Ein radikal neuer Zugang

Als Ausweg empfiehlt Mould einen radikal neuen Zugang. Die Kreativität muss vor ihren BlitzverwerterInnen gerettet werden. Wahre Kreativität liefert demnach neue Ideen für eine bessere Entwicklung der Gesellschaft, nicht nur Marketingargumente. Das klingt sympathisch, allerdings auch ein wenig ernüchternd, da nicht besonders konkret. Wenigstens eine Marschrichtung ist damit aber angegeben.

Mindestens so bemerkenswert wie dieses Fazit ist, dass Mould mit seiner kritischen Perspektive auf eine einseitig instrumentalisierte Kreativitätsrhetorik längst nicht allein ist. So hat jüngst der deutsche Soziologe Andreas Reckwitz gezeigt, dass die Überbetonung des «kreativen Imperativs» zu einer Entwicklung einer «Gesellschaft der Singularitäten» (so der Titel von Reckwitz’ jüngster, breit rezipierter Studie) beigetragen hat, in der es immer schwieriger wird, einen gemeinsamen politischen Nenner zu finden.

Nachdenklich stimmt überdies, dass sich auch Richard Florida, zuletzt in seiner neusten Publikation von 2018, «The New Urban Crisis», den negativen Begleiterscheinungen des Booms der «creative class» zuwendet.
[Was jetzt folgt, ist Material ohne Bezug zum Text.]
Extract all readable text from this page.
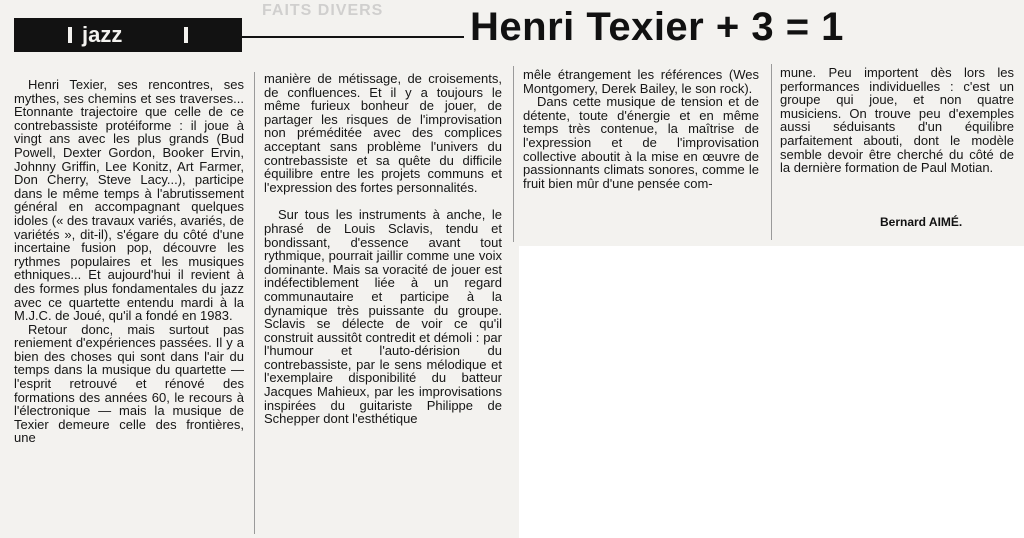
FAITS DIVERS
jazz	Henri Texier + 3 = 1

Henri Texier, ses rencontres, ses mythes, ses chemins et ses traverses... Etonnante trajectoire que celle de ce contrebassiste protéiforme : il joue à vingt ans avec les plus grands (Bud Powell, Dexter Gordon, Booker Ervin, Johnny Griffin, Lee Konitz, Art Farmer, Don Cherry, Steve Lacy...), participe dans le même temps à l'abrutissement général en accompagnant quelques idoles (« des travaux variés, avariés, de variétés », dit-il), s'égare du côté d'une incertaine fusion pop, découvre les rythmes populaires et les musiques ethniques... Et aujourd'hui il revient à des formes plus fondamentales du jazz avec ce quartette entendu mardi à la M.J.C. de Joué, qu'il a fondé en 1983.

Retour donc, mais surtout pas reniement d'expériences passées. Il y a bien des choses qui sont dans l'air du temps dans la musique du quartette — l'esprit retrouvé et rénové des formations des années 60, le recours à l'électronique — mais la musique de Texier demeure celle des frontières, une

manière de métissage, de croisements, de confluences. Et il y a toujours le même furieux bonheur de jouer, de partager les risques de l'improvisation non préméditée avec des complices acceptant sans problème l'univers du contrebassiste et sa quête du difficile équilibre entre les projets communs et l'expression des fortes personnalités.

Sur tous les instruments à anche, le phrasé de Louis Sclavis, tendu et bondissant, d'essence avant tout rythmique, pourrait jaillir comme une voix dominante. Mais sa voracité de jouer est indéfectiblement liée à un regard communautaire et participe à la dynamique très puissante du groupe. Sclavis se délecte de voir ce qu'il construit aussitôt contredit et démoli : par l'humour et l'auto-dérision du contrebassiste, par le sens mélodique et l'exemplaire disponibilité du batteur Jacques Mahieux, par les improvisations inspirées du guitariste Philippe de Schepper dont l'esthétique

mêle étrangement les références (Wes Montgomery, Derek Bailey, le son rock).

Dans cette musique de tension et de détente, toute d'énergie et en même temps très contenue, la maîtrise de l'expression et de l'improvisation collective aboutit à la mise en œuvre de passionnants climats sonores, comme le fruit bien mûr d'une pensée com-

mune. Peu importent dès lors les performances individuelles : c'est un groupe qui joue, et non quatre musiciens. On trouve peu d'exemples aussi séduisants d'un équilibre parfaitement abouti, dont le modèle semble devoir être cherché du côté de la dernière formation de Paul Motian.

Bernard AIMÉ.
Damit trägt er jener Kritik an seinem Werk Rechnung, an die auch Mould erinnert: Die vermeintliche kreative «Klasse» ist gar keine, jedenfalls nicht im herkömmlichen Sinn. Daher kann sie sich auch nicht im Sinne einer politischen Klasse formieren und entsprechend agieren.

Florida wirbt vor diesem Hintergrund für einen verantwortungsvolleren, mehr auf Integration und Inklusion bedachten Urbanismus. Jeder, der einmal hautnah die krassesten Auswüchse des Aufstiegs der «creative class» erlebt hat, die Legionen von Obdachlosen auf den Strassen von San Francisco als sichtbare Folge einer gegenüber dem superkreativen benachbarten Silicon Valley zahnlosen Politik, wird nur nicken können.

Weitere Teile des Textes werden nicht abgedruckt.